Growing up in west Texas, you could drive for miles without seeing another car. When you did, it was customary to wave—a simple act of politeness. A friend from the former USSR found this inconceivable, leading to some laughs. However, this act is fundamental to my worldview, rooted in my childhood: acknowledging another person and communicating, “I see you.”

This, too, is a core focus of the new IDRN: increasing awareness. As our introduction materials state, lack of awareness is the first barrier to healthy collaboration. Yet, there’s much more to the journey from awareness to collaboration. Understanding this spectrum will significantly improve everyone’s experience.

Aligned expectations are crucial for positive relationships, from casual acquaintances to intimate partnerships. Even individuals headed in the same positive direction, with mutual goals and approaches, can end up at odds. This happens when people aren’t on the same step, despite thinking they are. A classic example is a romantic relationship: one person talks about kids while the other hasn’t committed to even the most basic relationship. If alignment doesn’t come soon, the relationship suffers. In this case, visualize these two people (or groups) climbing stairs: it’s not critical to be in lockstep, but if they aren’t generally on the same step, suspicions and frustrations arise.

This is relevant for IDRN because our goal is to maximize every member’s effectiveness in disaster preparedness, mitigation, and response. Much of that benefit comes from “new and better collaboration,” yet true collaboration is the pinnacle of positive, mutually beneficial relationships—not easily achieved.

IDRN doesn’t expect everyone to collaborate with everyone else. Some relationships may remain at the “tip your hat” level, while others may evolve into the organizational equivalent of marriage.

To navigate staying on the same step with others you engage through IDRN, we must be aware of this spectrum – i.e. “the steps.” Many of these terms are used interchangeably by people, but there are differences that matter. These differences come down to expectations, and unmet expectations breed counter-productive friction.

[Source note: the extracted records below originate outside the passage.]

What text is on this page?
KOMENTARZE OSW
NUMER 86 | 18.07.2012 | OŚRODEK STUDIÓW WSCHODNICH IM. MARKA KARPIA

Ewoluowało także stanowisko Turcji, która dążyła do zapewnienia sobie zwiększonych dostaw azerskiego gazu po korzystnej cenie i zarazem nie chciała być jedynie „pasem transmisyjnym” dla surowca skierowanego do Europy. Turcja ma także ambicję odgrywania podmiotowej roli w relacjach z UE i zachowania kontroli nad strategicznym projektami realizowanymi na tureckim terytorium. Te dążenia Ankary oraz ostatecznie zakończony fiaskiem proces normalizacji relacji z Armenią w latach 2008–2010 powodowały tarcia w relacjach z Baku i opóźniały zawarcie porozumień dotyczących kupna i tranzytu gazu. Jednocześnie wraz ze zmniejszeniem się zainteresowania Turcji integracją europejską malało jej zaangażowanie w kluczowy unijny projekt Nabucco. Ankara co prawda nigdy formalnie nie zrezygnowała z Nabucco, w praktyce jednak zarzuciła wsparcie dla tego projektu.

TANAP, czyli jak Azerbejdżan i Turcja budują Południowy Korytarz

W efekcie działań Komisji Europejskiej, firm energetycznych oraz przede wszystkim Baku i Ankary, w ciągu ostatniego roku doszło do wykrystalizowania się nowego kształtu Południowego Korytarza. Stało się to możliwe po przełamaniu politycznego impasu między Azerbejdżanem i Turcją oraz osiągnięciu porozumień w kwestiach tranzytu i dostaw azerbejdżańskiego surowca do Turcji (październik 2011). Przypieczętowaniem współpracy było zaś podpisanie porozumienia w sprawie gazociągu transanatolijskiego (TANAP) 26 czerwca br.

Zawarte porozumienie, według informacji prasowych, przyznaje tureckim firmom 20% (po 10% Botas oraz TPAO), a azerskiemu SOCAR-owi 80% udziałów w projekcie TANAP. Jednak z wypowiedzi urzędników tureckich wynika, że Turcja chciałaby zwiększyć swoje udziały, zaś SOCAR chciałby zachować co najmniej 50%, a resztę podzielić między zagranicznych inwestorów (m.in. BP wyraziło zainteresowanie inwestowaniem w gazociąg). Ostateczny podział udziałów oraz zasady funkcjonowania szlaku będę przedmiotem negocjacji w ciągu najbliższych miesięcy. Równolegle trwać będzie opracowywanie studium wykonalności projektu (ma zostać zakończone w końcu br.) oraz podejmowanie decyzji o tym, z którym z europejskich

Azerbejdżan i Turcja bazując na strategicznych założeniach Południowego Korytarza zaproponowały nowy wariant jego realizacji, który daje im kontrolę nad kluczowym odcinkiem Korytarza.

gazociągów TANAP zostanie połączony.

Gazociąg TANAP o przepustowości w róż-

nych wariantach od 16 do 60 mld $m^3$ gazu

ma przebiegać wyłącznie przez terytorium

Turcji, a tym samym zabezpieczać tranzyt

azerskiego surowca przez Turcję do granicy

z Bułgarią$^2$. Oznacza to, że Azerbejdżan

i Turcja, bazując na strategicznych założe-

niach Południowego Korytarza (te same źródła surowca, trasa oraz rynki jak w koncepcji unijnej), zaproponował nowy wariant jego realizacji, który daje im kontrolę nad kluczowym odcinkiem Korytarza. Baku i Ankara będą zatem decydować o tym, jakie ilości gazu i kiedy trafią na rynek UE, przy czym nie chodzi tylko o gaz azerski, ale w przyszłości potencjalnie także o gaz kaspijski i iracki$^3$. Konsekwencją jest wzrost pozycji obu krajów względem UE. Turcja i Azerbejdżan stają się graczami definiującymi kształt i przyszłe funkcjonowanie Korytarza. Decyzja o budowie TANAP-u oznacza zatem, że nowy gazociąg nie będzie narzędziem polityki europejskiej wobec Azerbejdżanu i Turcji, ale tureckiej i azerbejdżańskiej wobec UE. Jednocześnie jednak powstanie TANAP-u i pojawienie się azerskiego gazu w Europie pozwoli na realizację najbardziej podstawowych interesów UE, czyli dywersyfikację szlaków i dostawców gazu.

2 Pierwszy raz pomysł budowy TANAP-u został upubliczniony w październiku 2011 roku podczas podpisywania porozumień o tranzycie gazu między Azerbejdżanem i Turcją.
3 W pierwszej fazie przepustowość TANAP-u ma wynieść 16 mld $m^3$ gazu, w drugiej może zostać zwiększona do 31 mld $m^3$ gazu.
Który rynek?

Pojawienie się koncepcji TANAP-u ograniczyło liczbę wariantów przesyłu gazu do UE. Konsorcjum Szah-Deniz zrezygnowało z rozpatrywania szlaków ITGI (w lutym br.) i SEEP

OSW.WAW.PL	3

The trick is, many don’t realize they have expectations until they’re already frustrated.

There is so much more regarding this, and I have a personal friend who does entire seminars on this topic. He also happens to be a long-time friend of IDRN.  I borrowed one of his charts and shared it here. You may or may not use these terms as they’re presented here, but you get the idea. And regardless of where IDRN relationships develop among our membership, realizing it’s worth checking to see if you’re on the same step with others is a good investment.